Both Italian Consul General Natalia Quintavalle, along with Deputy Consul Isabella Periotto attended, and Quintavalle opened the presentation by sharing how she had been prohibited as a child from watching television, except for the films made from the Don Camillo and Peppone books, which taught her that “Italian politics and religion could be funny and very very human.” She continued by commenting on an Jannacci song about a homeless man who offers insight about love, concluding that the works of both artists “prompted Italian culture to be open to diversity and to foreigners. They taught us how not to be afraid.”

New York Encounter attendees tour Little World, Minimal Stuff. Photo by Francesca Mauro

The presentation was then introduced by Paolo Valesio, Professor Emeritus of Italian Studies at Columbia, who remarked on the significance of Guareschi’s and Jannacci’s works given the current state of political affairs in the U.S. Commenting afterward, Vittadini stated, “Guareschi’s and Jannacci’s works may seem to have little in common with the American reality, yet they point to the fact that a message of reconciliation between opposing ideologies can occur.”

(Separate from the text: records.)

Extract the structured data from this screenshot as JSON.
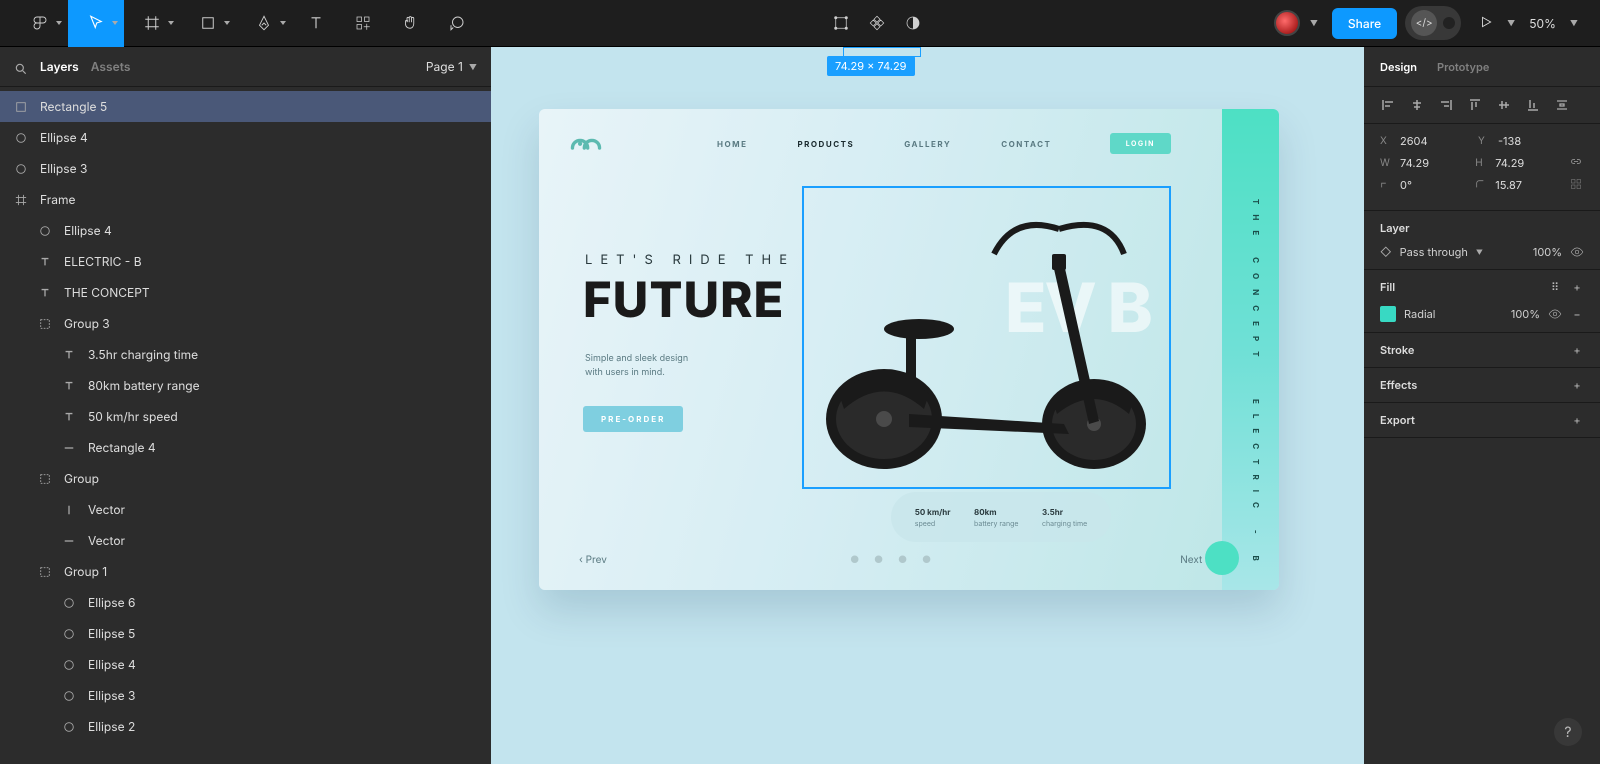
{
  "toolbar": {
    "share_label": "Share",
    "zoom": "50%"
  },
  "left_panel": {
    "tab_layers": "Layers",
    "tab_assets": "Assets",
    "page": "Page 1",
    "layers": [
      {
        "icon": "rect",
        "label": "Rectangle 5",
        "indent": 0,
        "selected": true
      },
      {
        "icon": "ellipse",
        "label": "Ellipse 4",
        "indent": 0
      },
      {
        "icon": "ellipse",
        "label": "Ellipse 3",
        "indent": 0
      },
      {
        "icon": "frame",
        "label": "Frame",
        "indent": 0
      },
      {
        "icon": "ellipse",
        "label": "Ellipse 4",
        "indent": 1
      },
      {
        "icon": "text",
        "label": "ELECTRIC - B",
        "indent": 1
      },
      {
        "icon": "text",
        "label": "THE CONCEPT",
        "indent": 1
      },
      {
        "icon": "group",
        "label": "Group 3",
        "indent": 1
      },
      {
        "icon": "text",
        "label": "3.5hr charging time",
        "indent": 2
      },
      {
        "icon": "text",
        "label": "80km battery range",
        "indent": 2
      },
      {
        "icon": "text",
        "label": "50 km/hr speed",
        "indent": 2
      },
      {
        "icon": "line",
        "label": "Rectangle 4",
        "indent": 2
      },
      {
        "icon": "group",
        "label": "Group",
        "indent": 1
      },
      {
        "icon": "vert",
        "label": "Vector",
        "indent": 2
      },
      {
        "icon": "line",
        "label": "Vector",
        "indent": 2
      },
      {
        "icon": "group",
        "label": "Group 1",
        "indent": 1
      },
      {
        "icon": "ellipse",
        "label": "Ellipse 6",
        "indent": 2
      },
      {
        "icon": "ellipse",
        "label": "Ellipse 5",
        "indent": 2
      },
      {
        "icon": "ellipse",
        "label": "Ellipse 4",
        "indent": 2
      },
      {
        "icon": "ellipse",
        "label": "Ellipse 3",
        "indent": 2
      },
      {
        "icon": "ellipse",
        "label": "Ellipse 2",
        "indent": 2
      }
    ]
  },
  "canvas": {
    "sel_label": "74.29 × 74.29",
    "artboard": {
      "nav": {
        "home": "HOME",
        "products": "PRODUCTS",
        "gallery": "GALLERY",
        "contact": "CONTACT"
      },
      "login": "LOGIN",
      "tagline": "LET'S RIDE THE",
      "hero": "FUTURE",
      "sub_l1": "Simple and sleek design",
      "sub_l2": "with users in mind.",
      "cta": "PRE-ORDER",
      "bg_text": "EV B",
      "sidebar_txt1": "THE CONCEPT",
      "sidebar_txt2": "ELECTRIC - B",
      "specs": [
        {
          "v": "50 km/hr",
          "l": "speed"
        },
        {
          "v": "80km",
          "l": "battery range"
        },
        {
          "v": "3.5hr",
          "l": "charging time"
        }
      ],
      "prev": "Prev",
      "next": "Next"
    }
  },
  "right_panel": {
    "tab_design": "Design",
    "tab_prototype": "Prototype",
    "transform": {
      "x_label": "X",
      "x": "2604",
      "y_label": "Y",
      "y": "-138",
      "w_label": "W",
      "w": "74.29",
      "h_label": "H",
      "h": "74.29",
      "rot_label": "",
      "rot": "0°",
      "rad_label": "",
      "rad": "15.87"
    },
    "layer_section": {
      "title": "Layer",
      "blend": "Pass through",
      "opacity": "100%"
    },
    "fill_section": {
      "title": "Fill",
      "type": "Radial",
      "opacity": "100%"
    },
    "stroke_title": "Stroke",
    "effects_title": "Effects",
    "export_title": "Export"
  }
}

A team of actors read from one of Guareschi’s most widely-known short stories about Don Camillo, and Vittadini underscored Guareschi’s insistence on the fact that “The one who speaks in my stories is not Christ, but my Christ–in other words, the voice of my conscience: personal stuff, my own interior business,” pointing to how this “interior business” Guareschi speaks of is in fact that voice of Christ within us: “What difference is there between ‘conscience’ and ‘Christ’? We think of relativism, while instead, to listen to our conscience is to listen to Christ,” he explained. “God does not like many made rules. He is concerned instead that the connection with Him is not lost.”

Following the Guareschi reading, a singer and guitarist performed renditions of Jannaci’s “I Saw a King” and “Six Minutes to Dawn.” The first underscores, in Vittadini’s words, “human freedom in the face of a power that wants to marginalize it,” while the second renders the interior monologue of a soldier about to be executed by the Nazi’s, who states: “You can kill me, but you cannot kill my dignity.”

Most striking overall about the presentation was how it showed that even more than fifty years ago now in Europe, the battle waged within the human conscience has to do with how we limit reality to what we feel in opposition to an openness to the transcendent, to what is beyond our capacity to grasp, yet is so evident if we look at our actual experience. The history of the twentieth century has given more than ample evidence of what happens when entire cultures succumb to the first error. “Little World, Minimal Stuff” points us to a possible solution in this election year where people are polarized by ideological positions, refusing to acknowledge the potential for what is genuine within any aspect of the political spectrum, refusing to admit that openness to that which is “other” can be the most reasonable stance to free us from the prisons we build for ourselves, even in the name of truth.